Hi!
My name is Sarah. At the moment I am 29 years old. I live in a suburb just outside of Chicago. Despite living just outside of Chicago, I rarely make it into the city because I don’t have the patience to drive into the city. And I’m such a suburban brat, that won’t take public transportation to go there. I can sense that my husband is starting to wear my down ever so slighty, and I get the feeling that this will not be the case a year from now.
My husband and I have been married for almost four years, but we were together for about six years before we got married. I didn’t ever really want to get married, but a medical emergency changed my mind. The first time he proposed to me, he took it back like a minute after he did it. When we did finally get married, it was my idea. I brought it up to him over pie at Bakers Square. My husband (Jay) works at a bank. He isn’t a teller or anything, he works in a vault and touches more money in one day than I can ever dream of seeing.
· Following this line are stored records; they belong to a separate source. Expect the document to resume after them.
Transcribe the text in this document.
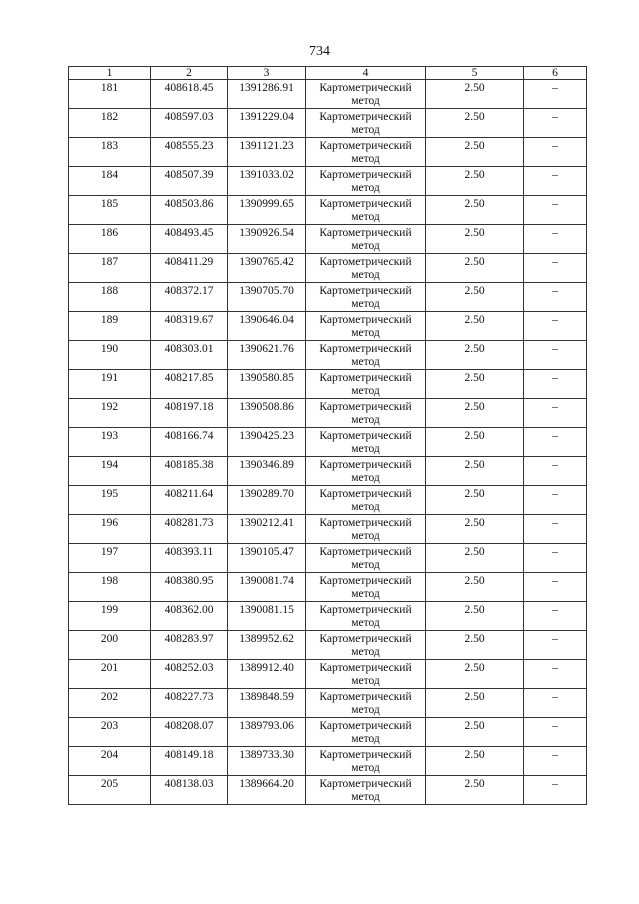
734
1	2	3	4	5	6
181	408618.45	1391286.91	Картометрический
метод	2.50	–
182	408597.03	1391229.04	Картометрический
метод	2.50	–
183	408555.23	1391121.23	Картометрический
метод	2.50	–
184	408507.39	1391033.02	Картометрический
метод	2.50	–
185	408503.86	1390999.65	Картометрический
метод	2.50	–
186	408493.45	1390926.54	Картометрический
метод	2.50	–
187	408411.29	1390765.42	Картометрический
метод	2.50	–
188	408372.17	1390705.70	Картометрический
метод	2.50	–
189	408319.67	1390646.04	Картометрический
метод	2.50	–
190	408303.01	1390621.76	Картометрический
метод	2.50	–
191	408217.85	1390580.85	Картометрический
метод	2.50	–
192	408197.18	1390508.86	Картометрический
метод	2.50	–
193	408166.74	1390425.23	Картометрический
метод	2.50	–
194	408185.38	1390346.89	Картометрический
метод	2.50	–
195	408211.64	1390289.70	Картометрический
метод	2.50	–
196	408281.73	1390212.41	Картометрический
метод	2.50	–
197	408393.11	1390105.47	Картометрический
метод	2.50	–
198	408380.95	1390081.74	Картометрический
метод	2.50	–
199	408362.00	1390081.15	Картометрический
метод	2.50	–
200	408283.97	1389952.62	Картометрический
метод	2.50	–
201	408252.03	1389912.40	Картометрический
метод	2.50	–
202	408227.73	1389848.59	Картометрический
метод	2.50	–
203	408208.07	1389793.06	Картометрический
метод	2.50	–
204	408149.18	1389733.30	Картометрический
метод	2.50	–
205	408138.03	1389664.20	Картометрический
метод	2.50	–
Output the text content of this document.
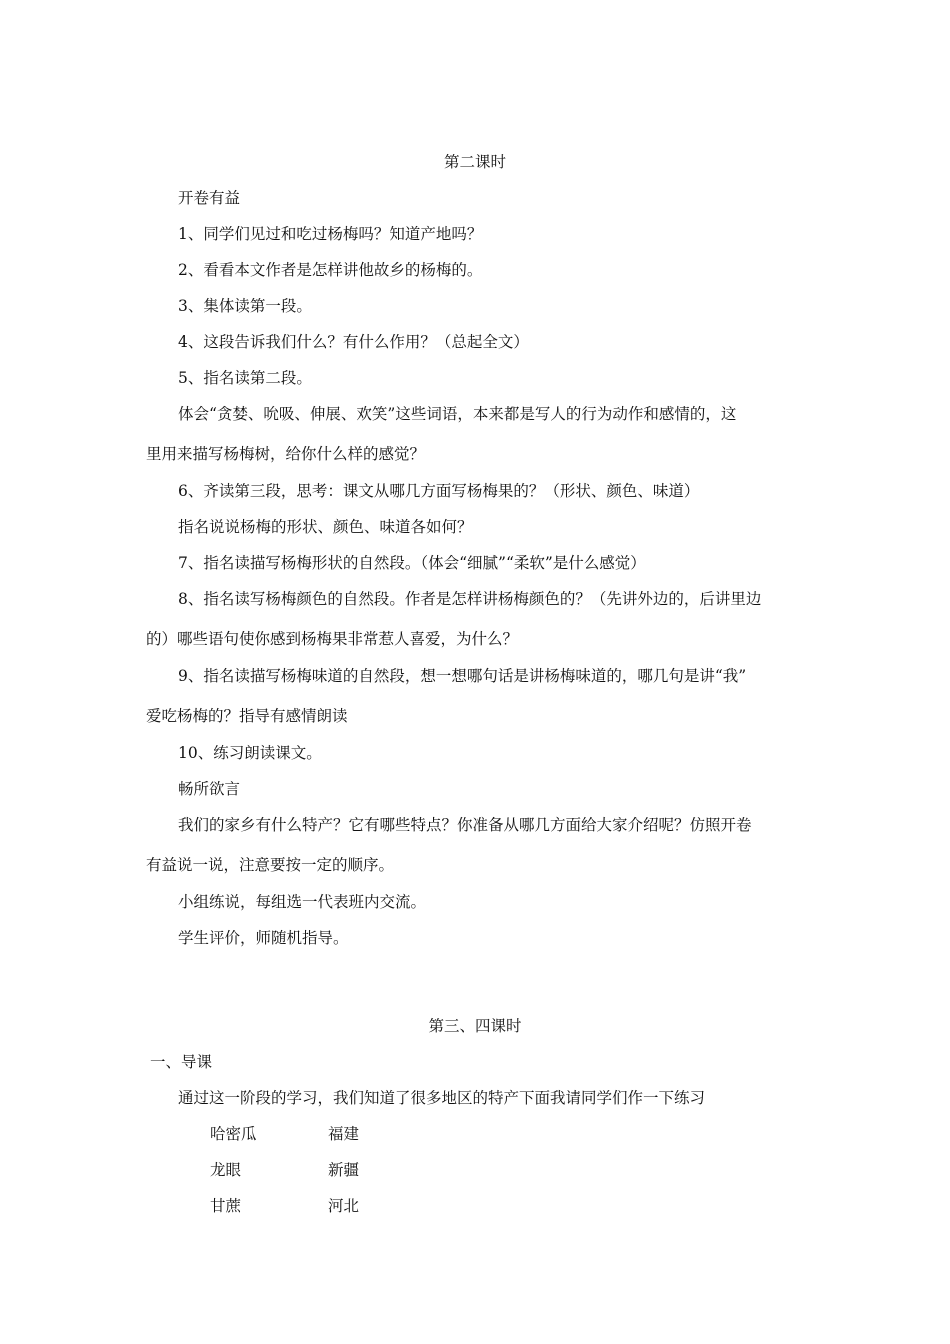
第二课时

开卷有益

1、同学们见过和吃过杨梅吗？知道产地吗？

2、看看本文作者是怎样讲他故乡的杨梅的。

3、集体读第一段。

4、这段告诉我们什么？有什么作用？（总起全文）

5、指名读第二段。

体会“贪婪、吮吸、伸展、欢笑”这些词语，本来都是写人的行为动作和感情的，这

里用来描写杨梅树，给你什么样的感觉？

6、齐读第三段，思考：课文从哪几方面写杨梅果的？（形状、颜色、味道）

指名说说杨梅的形状、颜色、味道各如何？

7、指名读描写杨梅形状的自然段。（体会“细腻”“柔软”是什么感觉）

8、指名读写杨梅颜色的自然段。作者是怎样讲杨梅颜色的？（先讲外边的，后讲里边

的）哪些语句使你感到杨梅果非常惹人喜爱，为什么？

9、指名读描写杨梅味道的自然段，想一想哪句话是讲杨梅味道的，哪几句是讲“我”

爱吃杨梅的？指导有感情朗读

10、练习朗读课文。

畅所欲言

我们的家乡有什么特产？它有哪些特点？你准备从哪几方面给大家介绍呢？仿照开卷

有益说一说，注意要按一定的顺序。

小组练说，每组选一代表班内交流。

学生评价，师随机指导。

第三、四课时

一、导课

通过这一阶段的学习，我们知道了很多地区的特产下面我请同学们作一下练习

哈密瓜	福建

龙眼	新疆

甘蔗	河北
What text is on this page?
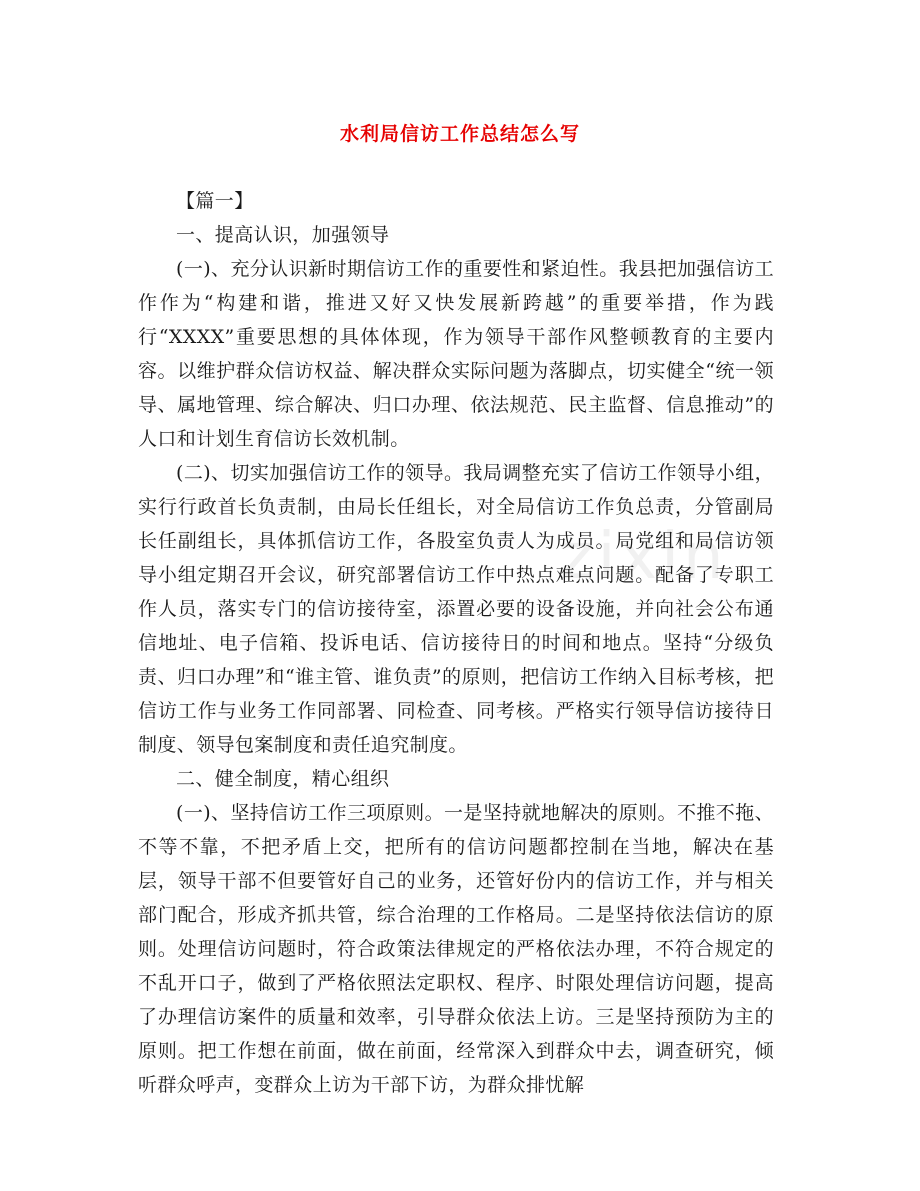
zixin
水利局信访工作总结怎么写

【篇一】

一、提高认识，加强领导

(一)、充分认识新时期信访工作的重要性和紧迫性。我县把加强信访工作作为“构建和谐，推进又好又快发展新跨越”的重要举措，作为践行“XXXX”重要思想的具体体现，作为领导干部作风整顿教育的主要内容。以维护群众信访权益、解决群众实际问题为落脚点，切实健全“统一领导、属地管理、综合解决、归口办理、依法规范、民主监督、信息推动”的人口和计划生育信访长效机制。

(二)、切实加强信访工作的领导。我局调整充实了信访工作领导小组，实行行政首长负责制，由局长任组长，对全局信访工作负总责，分管副局长任副组长，具体抓信访工作，各股室负责人为成员。局党组和局信访领导小组定期召开会议，研究部署信访工作中热点难点问题。配备了专职工作人员，落实专门的信访接待室，添置必要的设备设施，并向社会公布通信地址、电子信箱、投诉电话、信访接待日的时间和地点。坚持“分级负责、归口办理”和“谁主管、谁负责”的原则，把信访工作纳入目标考核，把信访工作与业务工作同部署、同检查、同考核。严格实行领导信访接待日制度、领导包案制度和责任追究制度。

二、健全制度，精心组织

(一)、坚持信访工作三项原则。一是坚持就地解决的原则。不推不拖、不等不靠，不把矛盾上交，把所有的信访问题都控制在当地，解决在基层，领导干部不但要管好自己的业务，还管好份内的信访工作，并与相关部门配合，形成齐抓共管，综合治理的工作格局。二是坚持依法信访的原则。处理信访问题时，符合政策法律规定的严格依法办理，不符合规定的不乱开口子，做到了严格依照法定职权、程序、时限处理信访问题，提高了办理信访案件的质量和效率，引导群众依法上访。三是坚持预防为主的原则。把工作想在前面，做在前面，经常深入到群众中去，调查研究，倾听群众呼声，变群众上访为干部下访，为群众排忧解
I’m mostly an only child. My parents got divorced when I was 18, and when both of parents got remarried I gained step-siblings. I’m only close to my step-fathers son. Shawn and I talk about movies, and at this moment both of us are currently unemployed.
I have a psychotic cat. She will run around the apartment in the dead of night, and we’ll hear her hitting walls or the sliding glass door that leads to our balcony. But, because we don’t have kids yet, she is spoiled rotten. The other cats probably think it’s because she’s an only “child.”
The day that my girlfriend Kari gave birth to her son, I went to the hospital to visit her. I think I fell in love with the sight of him. She and her son are the reason that my husband and I are trying to have a baby. Like marriage, I was never sure that a baby was something I would ever want. I actually considered getting my tubes tied when I was 20 because I really didn’t think that I would ever want children. My husband knew this coming into the relationship, and it didn’t scare him away.
Nice to meet you, Sarah.
Thanks, nice to be met.
I was 35-plus before I really allowed myself to imagine having a daughter. The “medical emergency” mentioned sounds like a blog entry, since it makes me curious! Or does that really mean I’m just incredibly presumptuous and nosey?
I don’t know if it’s really a whole post entry, but I’ll tell you anyway. He is epileptic and had 5 grand mal seizures (in case you don’t know which seizure that is, it’s the big one that people in tv shows and movies usually have because it looks very dramatic and foamy) in a 48 hour period. Having this many seizures in that small a time span resulted in a 48 hour lack of sleep for me so that I had to call my now father-in-law for help. While at the hospital, because my husbands immediate family was present I was not allowed to see him in his room in the ER until his father gave the nurses permission for me to go see him. To add insult to injury, I was the one who lived with the epileptic and I was the one who had brought his wallet and insurance information to the hospital. But, I couldn’t go see him without permission.